MOTIFS DE LA SENTENCE

 

(Oralement)

 

[1]        Le lieutenant‑colonel Fortin a plaidé coupable de négligence préjudiciable au bon ordre et à la discipline, aux termes de l’article 129 de la Loi sur la défense nationale, pour avoir négligé de manier d’une manière sécuritaire un pistolet 9 mm, comme il y était tenu, ce qui a entraîné la décharge d’une cartouche non éclatée. L’infraction a eu lieu à l’Aéroport international de Kaboul, en Afghanistan, et la cour doit maintenant prononcer dans la présente affaire une peine juste et suffisante.

 

[2]        L’avocat du ministère public et celui de la défense ont présenté une communication conjointe sur la peine à imposer. Ils recommandent que le lieutenant‑colonel Fortin soit condamné à une amende de 1 500 dollars. La cour n’est pas liée par cette communication conjointe, mais il est généralement admis qu’une communication conjointe ne devrait être écartée que si elle est contraire à l’intérêt public et si la peine proposée est susceptible de déconsidérer l’administration de la justice.

 

[3]        Lorsqu’elle détermine la peine à imposer à un contrevenant aux termes du Code de discipline militaire, une cour martiale doit s’inspirer des objectifs et principes applicables, notamment de ceux qui sont énoncés aux articles 718.1 et 718.2 du Code criminel.
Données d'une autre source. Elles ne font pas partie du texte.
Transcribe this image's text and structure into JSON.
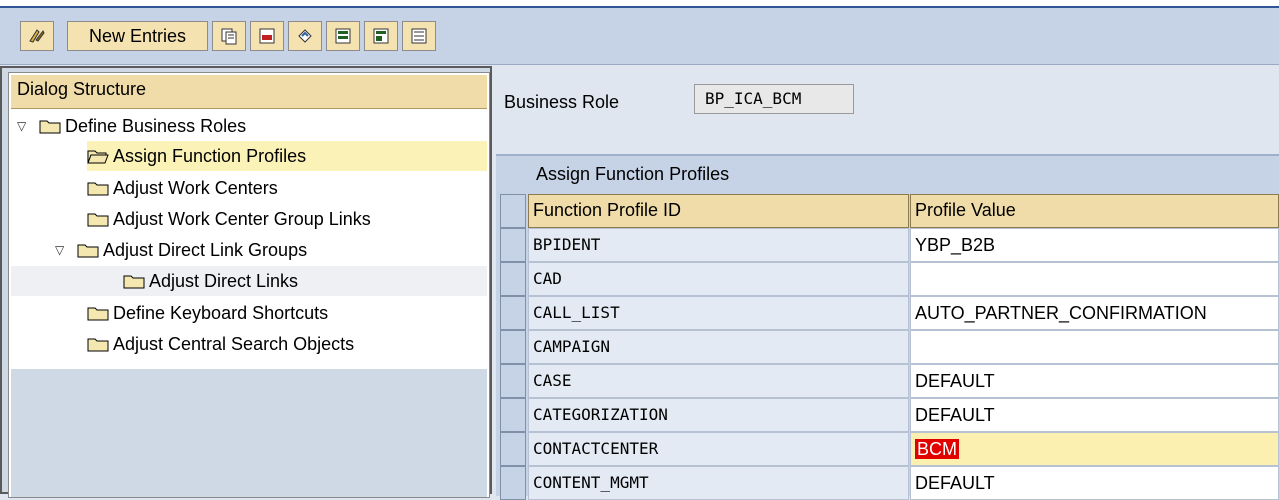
{
  "toolbar": {
    "new_entries_label": "New Entries"
  },
  "dialog_structure": {
    "header": "Dialog Structure",
    "nodes": [
      {
        "label": "Define Business Roles"
      },
      {
        "label": "Assign Function Profiles"
      },
      {
        "label": "Adjust Work Centers"
      },
      {
        "label": "Adjust Work Center Group Links"
      },
      {
        "label": "Adjust Direct Link Groups"
      },
      {
        "label": "Adjust Direct Links"
      },
      {
        "label": "Define Keyboard Shortcuts"
      },
      {
        "label": "Adjust Central Search Objects"
      }
    ]
  },
  "business_role": {
    "label": "Business Role",
    "value": "BP_ICA_BCM"
  },
  "table": {
    "title": "Assign Function Profiles",
    "columns": [
      "Function Profile ID",
      "Profile Value"
    ],
    "rows": [
      {
        "id": "BPIDENT",
        "value": "YBP_B2B"
      },
      {
        "id": "CAD",
        "value": ""
      },
      {
        "id": "CALL_LIST",
        "value": "AUTO_PARTNER_CONFIRMATION"
      },
      {
        "id": "CAMPAIGN",
        "value": ""
      },
      {
        "id": "CASE",
        "value": "DEFAULT"
      },
      {
        "id": "CATEGORIZATION",
        "value": "DEFAULT"
      },
      {
        "id": "CONTACTCENTER",
        "value": "BCM"
      },
      {
        "id": "CONTENT_MGMT",
        "value": "DEFAULT"
      }
    ]
  },
  "colors": {
    "toolbar_bg": "#c6d3e6",
    "header_bg": "#f0dca8",
    "selected_node": "#fbf2b8",
    "error_highlight": "#e00000"
  }
}
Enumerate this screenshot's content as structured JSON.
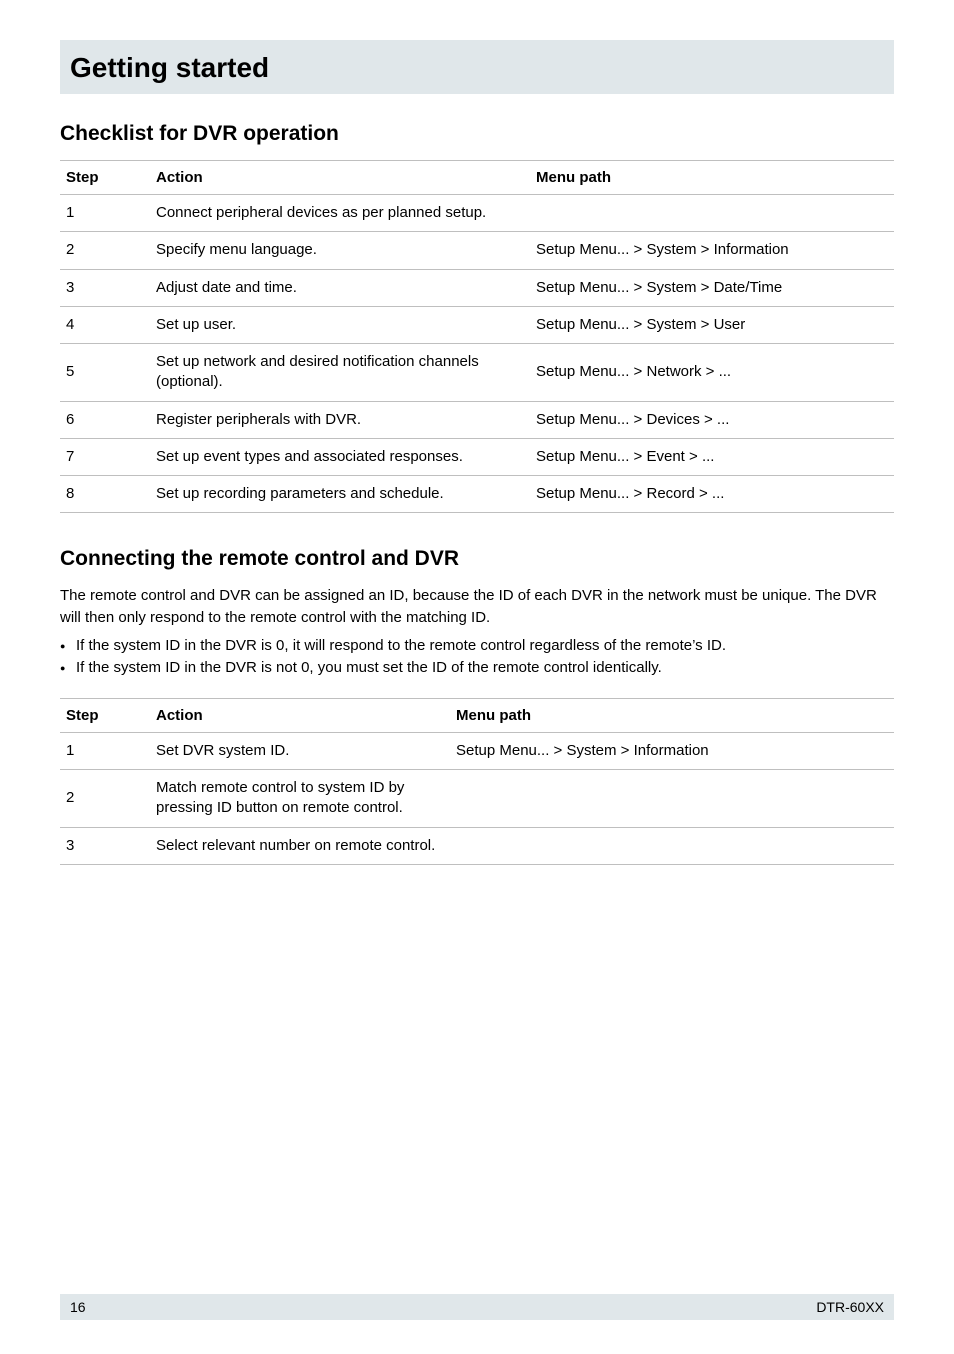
{
  "title": "Getting started",
  "section1": {
    "heading": "Checklist for DVR operation",
    "headers": {
      "step": "Step",
      "action": "Action",
      "menu": "Menu path"
    },
    "rows": [
      {
        "step": "1",
        "action": "Connect peripheral devices as per planned setup.",
        "menu": ""
      },
      {
        "step": "2",
        "action": "Specify menu language.",
        "menu": "Setup Menu... > System > Information"
      },
      {
        "step": "3",
        "action": "Adjust date and time.",
        "menu": "Setup Menu... > System > Date/Time"
      },
      {
        "step": "4",
        "action": "Set up user.",
        "menu": "Setup Menu... > System > User"
      },
      {
        "step": "5",
        "action": "Set up network and desired notification channels (optional).",
        "menu": "Setup Menu... > Network > ..."
      },
      {
        "step": "6",
        "action": "Register peripherals with DVR.",
        "menu": "Setup Menu... > Devices > ..."
      },
      {
        "step": "7",
        "action": "Set up event types and associated responses.",
        "menu": "Setup Menu... > Event > ..."
      },
      {
        "step": "8",
        "action": "Set up recording parameters and schedule.",
        "menu": "Setup Menu... > Record > ..."
      }
    ]
  },
  "section2": {
    "heading": "Connecting the remote control and DVR",
    "intro": "The remote control and DVR can be assigned an ID, because the ID of each DVR in the network must be unique. The DVR will then only respond to the remote control with the matching ID.",
    "bullets": [
      "If the system ID in the DVR is 0, it will respond to the remote control regardless of the remote’s ID.",
      "If the system ID in the DVR is not 0, you must set the ID of the remote control identically."
    ],
    "headers": {
      "step": "Step",
      "action": "Action",
      "menu": "Menu path"
    },
    "rows": [
      {
        "step": "1",
        "action": "Set DVR system ID.",
        "menu": "Setup Menu... > System > Information"
      },
      {
        "step": "2",
        "action": "Match remote control to system ID by pressing ID button on remote control.",
        "menu": ""
      },
      {
        "step": "3",
        "action": "Select relevant number on remote control.",
        "menu": ""
      }
    ]
  },
  "footer": {
    "page": "16",
    "doc": "DTR-60XX"
  }
}
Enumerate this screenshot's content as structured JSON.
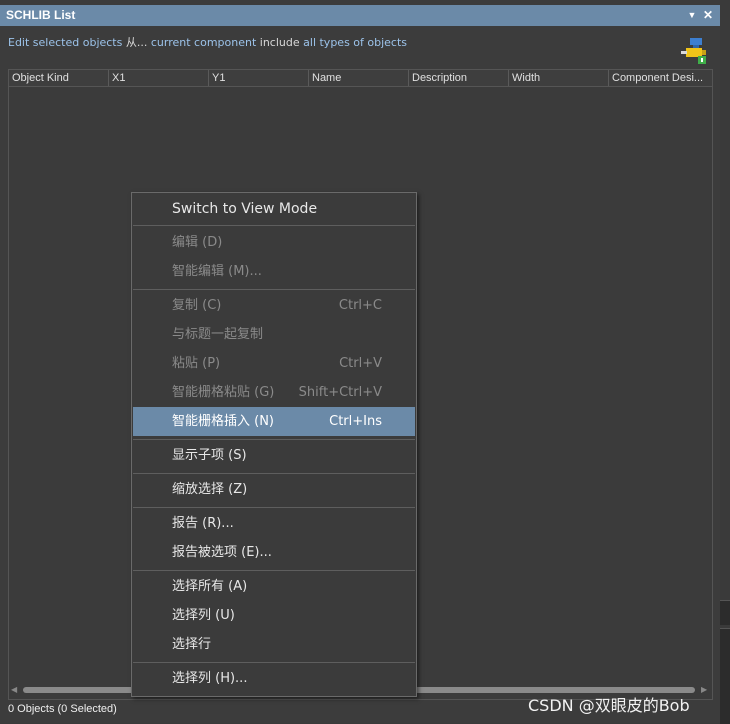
{
  "window": {
    "title": "SCHLIB List"
  },
  "filter": {
    "edit_link": "Edit selected objects",
    "from_text": "从...",
    "scope_link": "current component",
    "include_text": "include",
    "types_link": "all types of objects"
  },
  "grid": {
    "columns": [
      "Object Kind",
      "X1",
      "Y1",
      "Name",
      "Description",
      "Width",
      "Component Desi..."
    ]
  },
  "status": {
    "text": "0 Objects (0 Selected)"
  },
  "watermark": "CSDN @双眼皮的Bob",
  "context_menu": {
    "items": [
      {
        "label": "Switch to View Mode",
        "shortcut": "",
        "state": "enabled"
      },
      {
        "label": "编辑 (D)",
        "shortcut": "",
        "state": "disabled"
      },
      {
        "label": "智能编辑 (M)...",
        "shortcut": "",
        "state": "disabled"
      },
      {
        "label": "复制 (C)",
        "shortcut": "Ctrl+C",
        "state": "disabled"
      },
      {
        "label": "与标题一起复制",
        "shortcut": "",
        "state": "disabled"
      },
      {
        "label": "粘贴 (P)",
        "shortcut": "Ctrl+V",
        "state": "disabled"
      },
      {
        "label": "智能栅格粘贴 (G)",
        "shortcut": "Shift+Ctrl+V",
        "state": "disabled"
      },
      {
        "label": "智能栅格插入 (N)",
        "shortcut": "Ctrl+Ins",
        "state": "highlighted"
      },
      {
        "label": "显示子项 (S)",
        "shortcut": "",
        "state": "enabled"
      },
      {
        "label": "缩放选择 (Z)",
        "shortcut": "",
        "state": "enabled"
      },
      {
        "label": "报告 (R)...",
        "shortcut": "",
        "state": "enabled"
      },
      {
        "label": "报告被选项 (E)...",
        "shortcut": "",
        "state": "enabled"
      },
      {
        "label": "选择所有 (A)",
        "shortcut": "",
        "state": "enabled"
      },
      {
        "label": "选择列 (U)",
        "shortcut": "",
        "state": "enabled"
      },
      {
        "label": "选择行",
        "shortcut": "",
        "state": "enabled"
      },
      {
        "label": "选择列 (H)...",
        "shortcut": "",
        "state": "enabled"
      }
    ]
  },
  "colors": {
    "title_bar": "#6b8aa8",
    "link": "#9cc3ea",
    "highlight": "#6b8aa8",
    "panel_bg": "#3c3c3c"
  },
  "icons": {
    "pin": "pin-dropdown-icon",
    "close": "close-icon",
    "filter": "plug-filter-icon",
    "scroll_left": "scroll-left-arrow-icon",
    "scroll_right": "scroll-right-arrow-icon"
  }
}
L’objectif premier du prononcé d’une sentence par une cour martiale est de favoriser le respect de la loi et la préservation de la discipline militaire, par l’imposition de peines qui répondent à l’un ou plusieurs des objectifs suivants : la protection du public, ce qui comprend l’intérêt des Forces canadiennes; la réprobation de la conduite répréhensible; l’effet dissuasif de la peine, non seulement pour le contrevenant, mais également pour quiconque serait tenté de commettre de telles infractions; enfin l’amendement et la réinsertion sociale du contrevenant.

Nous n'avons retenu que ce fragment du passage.